Design scheduled payments and cancellation
Company: Coinbase
Role: Software Engineer
Category: System Design
Difficulty: hard
Interview Round: Take-home Project
##### Question
Design a **scheduled payments service** for Coinbase that lets users create, list, update, execute, and cancel future-dated payments — both one-time and recurring. Because this is a crypto exchange, a "payment" is a transfer of funds between accounts (or to an external crypto address / fiat off-ramp) recorded in a ledger, not a card charge. The system must execute payments at the correct moment across time zones and DST, guarantee correctness (idempotency, exactly-once ledger effects), and stay durable through retries, partial failures, race conditions, and downstream outages.
Address the following:
1. **APIs.** Specify REST and gRPC endpoints for create / get / list / update / cancel, including idempotency keys, authentication/authorization, and request validation.
2. **Data model & storage schema.** Tables for schedules, payment instances/attempts, ledger references, idempotency records, and audit logs; choose appropriate indexes and a partitioning strategy.
3. **Scheduler architecture.** Propose a durable job-orchestration design (e.g., DB time-indexed buckets, transactional outbox, distributed delayed queue / Redis ZSET) that finds due payments and dispatches them reliably.
4. **Recurrence, time zones & DST.** Support one-time and recurring schedules (e.g., RFC 5545 RRULEs or presets). Store IANA time zones, compute next-run in UTC, and define behavior for non-existent (spring-forward) and ambiguous (fall-back) local times, plus end-of-month rules.
5. **Idempotency & exactly-once semantics.** Guarantee a client retry, a duplicate scheduler pickup, an at-least-once queue redelivery, and a timed-out processor call can never produce a double charge or double ledger entry.
6. **Concurrency & race conditions.** Define the state machine and concurrency control (row locks / `SELECT ... FOR UPDATE SKIP LOCKED`, leases, optimistic versioning). In particular, resolve the race between **cancellation and execution**.
7. **Retries, backoff & failure classification.** Distinguish transient vs. permanent errors, apply exponential backoff with jitter, and handle poison messages with a dead-letter queue.
8. **Outages & backfill.** Handle third-party processor / downstream outages (circuit breaking, optional fallback), and backfill missed jobs after the service itself is down, without a thundering herd.
9. **Notifications & webhooks.** Notify users and emit signed, retried, idempotent webhooks for lifecycle events.

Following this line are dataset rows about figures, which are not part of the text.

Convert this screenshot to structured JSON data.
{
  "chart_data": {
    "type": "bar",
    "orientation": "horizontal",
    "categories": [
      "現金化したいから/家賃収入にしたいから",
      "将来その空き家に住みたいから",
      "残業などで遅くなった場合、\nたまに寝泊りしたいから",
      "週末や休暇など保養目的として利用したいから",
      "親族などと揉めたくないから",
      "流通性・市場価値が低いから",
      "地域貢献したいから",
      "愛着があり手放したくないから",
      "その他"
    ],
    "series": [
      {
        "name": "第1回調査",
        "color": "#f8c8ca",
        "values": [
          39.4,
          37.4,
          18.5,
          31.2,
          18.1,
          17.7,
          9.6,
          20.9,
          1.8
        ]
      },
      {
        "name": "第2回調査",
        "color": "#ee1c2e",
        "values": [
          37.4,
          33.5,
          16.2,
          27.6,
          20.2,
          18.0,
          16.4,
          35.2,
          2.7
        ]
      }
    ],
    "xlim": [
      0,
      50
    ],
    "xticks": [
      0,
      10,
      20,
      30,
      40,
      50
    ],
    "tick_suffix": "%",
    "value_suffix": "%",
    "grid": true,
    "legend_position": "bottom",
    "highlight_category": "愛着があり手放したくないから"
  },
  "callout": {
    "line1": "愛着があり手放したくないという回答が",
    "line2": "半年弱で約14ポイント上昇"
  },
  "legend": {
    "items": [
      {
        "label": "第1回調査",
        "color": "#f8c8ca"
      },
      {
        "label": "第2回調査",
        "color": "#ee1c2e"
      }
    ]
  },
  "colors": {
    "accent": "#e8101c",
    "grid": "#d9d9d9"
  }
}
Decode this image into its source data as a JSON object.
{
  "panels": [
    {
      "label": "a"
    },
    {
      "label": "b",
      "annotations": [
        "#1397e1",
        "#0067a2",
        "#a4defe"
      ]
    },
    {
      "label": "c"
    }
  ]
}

10. **Scaling, partitioning, monitoring & alerting.** Cover horizontal scaling, hot-partition smoothing, key metrics/SLOs (e.g., due→executed latency), and alerts.
11. **Security & compliance.** Authz model, secrets/KMS, audit immutability, and compliance considerations appropriate to a financial/crypto platform.
Quick Answer: A Coinbase software-engineering take-home: design a scheduled payments service that creates, lists, updates, executes, and cancels future-dated one-time and recurring transfers with exactly-once ledger correctness. It tests distributed-systems architecture, idempotent REST/gRPC API design, data modeling, concurrency control, DST handling, retries/backoff, outage backfill, and observability. The model answer pins correctness on a single-writer state machine plus an idempotent ledger.